Satan is first and foremost a judger. Throughout the Bible we find him bringing judgments against God and humans (The book of Job makes this most clear.) For good reason the Bible labels him “the Accuser” (Rev. 12:10). Not surprisingly, when Adam and Eve opened up their lives to this, they first accepted Satan’s accusation that God is a petty deity who is threatened by their access to the forbidden tree. Once they act on this false picture of God by violating the prohibition, they then judge God to be unmerciful as they hide from him in fear (Gen. 3:8).
When questioned by God, Adam blamed God as well as Eve for his misdeed. “The woman you put here with me – she gave me some fruit from the tree, and I ate it” (Gen. 3:12, emphasis added). Eve in turn also refused to own up to her sin and instead placed all the blame on the serpent (Gen. 3:12).
Though the couple was created to bear God’s image, the Accuser succeeded in getting them to take on something of his image, reflecting his ugly, accusatory character. The couple and all their descendants had become a rebel race of accusers, co-opted into the rebellion of the Powers against the Creator.
Instead of receiving and reflecting God’s life and love toward on another, we now tend to view others through the eyes of our hungry soul and our assumed “knowledge of good and evil.” In our rebellious condition, we tend to “love” those who contribute in some way to our idolatrous sense of fullness of Life—the “good” people—and we tend to despise those we judge to be detracting from our idolatrous sense of fullness of Life—the “bad” people. We judge some as worth loving and others worth hating when we’re under the influence of the Accuser and our stolen “knowledge of good and evil.”
As a result, the human community has become fragmented and filled with violence. The history of humanity has largely been a history of horrific brutality.
Our inability to refrain from violence, despite our remarkable intelligence in some areas and despite our best intentions to avoid it, is arguably the single greatest sign of our subjection to the one whom Jesus says “was a murderer from the beginning” (Jn. 8:44). When people are subjected to the Accuser and filled with judgments, violence is never far away.
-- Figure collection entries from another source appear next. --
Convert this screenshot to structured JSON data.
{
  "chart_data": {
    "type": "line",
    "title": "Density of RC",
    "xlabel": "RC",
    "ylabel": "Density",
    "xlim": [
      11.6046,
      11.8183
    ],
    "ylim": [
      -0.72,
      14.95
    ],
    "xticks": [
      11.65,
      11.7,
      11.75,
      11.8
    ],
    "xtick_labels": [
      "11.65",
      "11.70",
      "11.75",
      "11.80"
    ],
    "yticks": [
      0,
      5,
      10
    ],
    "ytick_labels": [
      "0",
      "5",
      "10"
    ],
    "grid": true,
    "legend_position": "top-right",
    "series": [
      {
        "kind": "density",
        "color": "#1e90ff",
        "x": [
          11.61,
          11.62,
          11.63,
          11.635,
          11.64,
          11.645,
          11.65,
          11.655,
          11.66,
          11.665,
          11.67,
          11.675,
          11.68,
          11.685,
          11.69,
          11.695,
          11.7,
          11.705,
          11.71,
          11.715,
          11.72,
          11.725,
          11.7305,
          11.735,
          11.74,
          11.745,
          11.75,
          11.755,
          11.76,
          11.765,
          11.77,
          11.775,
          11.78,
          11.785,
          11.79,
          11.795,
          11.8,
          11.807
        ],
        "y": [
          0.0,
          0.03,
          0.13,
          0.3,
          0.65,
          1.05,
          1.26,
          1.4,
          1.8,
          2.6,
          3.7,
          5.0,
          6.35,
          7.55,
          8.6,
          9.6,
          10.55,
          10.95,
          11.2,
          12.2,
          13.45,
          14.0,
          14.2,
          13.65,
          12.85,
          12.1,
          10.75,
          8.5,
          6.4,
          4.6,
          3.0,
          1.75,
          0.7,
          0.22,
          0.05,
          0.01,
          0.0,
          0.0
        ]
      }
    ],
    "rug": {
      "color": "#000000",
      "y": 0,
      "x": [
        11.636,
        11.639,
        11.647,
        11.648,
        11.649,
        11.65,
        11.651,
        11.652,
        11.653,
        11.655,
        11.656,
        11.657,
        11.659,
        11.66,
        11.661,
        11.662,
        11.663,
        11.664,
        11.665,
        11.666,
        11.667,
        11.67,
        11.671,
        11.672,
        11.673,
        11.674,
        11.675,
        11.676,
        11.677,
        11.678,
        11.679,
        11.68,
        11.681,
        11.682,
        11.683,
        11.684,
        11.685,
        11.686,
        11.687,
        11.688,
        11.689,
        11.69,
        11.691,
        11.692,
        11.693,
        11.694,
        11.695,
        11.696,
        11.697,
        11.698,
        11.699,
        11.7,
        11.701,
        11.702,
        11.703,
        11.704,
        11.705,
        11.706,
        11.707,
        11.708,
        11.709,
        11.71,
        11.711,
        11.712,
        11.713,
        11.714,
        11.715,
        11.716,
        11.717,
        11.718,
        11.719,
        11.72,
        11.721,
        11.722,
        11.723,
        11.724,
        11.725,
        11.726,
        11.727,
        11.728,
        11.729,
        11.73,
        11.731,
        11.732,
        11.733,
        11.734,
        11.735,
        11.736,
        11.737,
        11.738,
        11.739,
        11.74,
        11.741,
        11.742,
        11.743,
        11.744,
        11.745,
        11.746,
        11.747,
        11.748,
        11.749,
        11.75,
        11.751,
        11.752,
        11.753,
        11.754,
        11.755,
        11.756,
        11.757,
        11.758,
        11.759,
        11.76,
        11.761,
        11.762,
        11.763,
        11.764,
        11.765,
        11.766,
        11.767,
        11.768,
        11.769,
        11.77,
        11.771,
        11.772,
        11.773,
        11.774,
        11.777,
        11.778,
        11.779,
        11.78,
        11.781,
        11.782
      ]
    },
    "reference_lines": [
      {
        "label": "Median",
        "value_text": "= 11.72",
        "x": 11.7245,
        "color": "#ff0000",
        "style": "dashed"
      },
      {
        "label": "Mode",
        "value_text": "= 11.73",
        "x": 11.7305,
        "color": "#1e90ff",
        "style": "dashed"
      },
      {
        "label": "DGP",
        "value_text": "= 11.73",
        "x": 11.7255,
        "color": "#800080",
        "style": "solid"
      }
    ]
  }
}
The biblical record bears witness to our violent tendencies as a race of accusers. No sooner had the first couple been expelled from the Garden than their first child murdered their second, judging that Abel was in competition with him for God’s approval (Gen 4). As violence always does, this first act of violence set off a chain reaction of violence, to the point that Lamech, a descendent of Cain, boasted that his thirst for vengeance was ten times great than what God had threatened (vs. 24)!
Violence under the reign of the Accuser continued to escalate to the point that, within a couple millennia the world had become so “full of violence” the Lord had to stoop still further and start the whole creation project over again by sending a flood (Gen 6). Had he not done this, all indications are that God’s plan for the human race would have been hopelessly derailed. It was God’s only hope of rescuing the human race from irreversible destruction.
Yet, as drastic as it was, this measure did not put an end to the reign of the destructive Powers. Nor did it reform our fallen accusatory nature. Consequently, sin and violence began to encroach back into the world soon after the flood. Indeed, the rest of the biblical narrative and the whole of human history is one, long, tragic testimony to the truth that, so long as we’re separated from God, we can’t help but separate ourselves from one another. Until we are free from our bondage to the Accuser, we simply can’t stop accusing, which invariably results in some people judging that their enemies don’t deserve to live.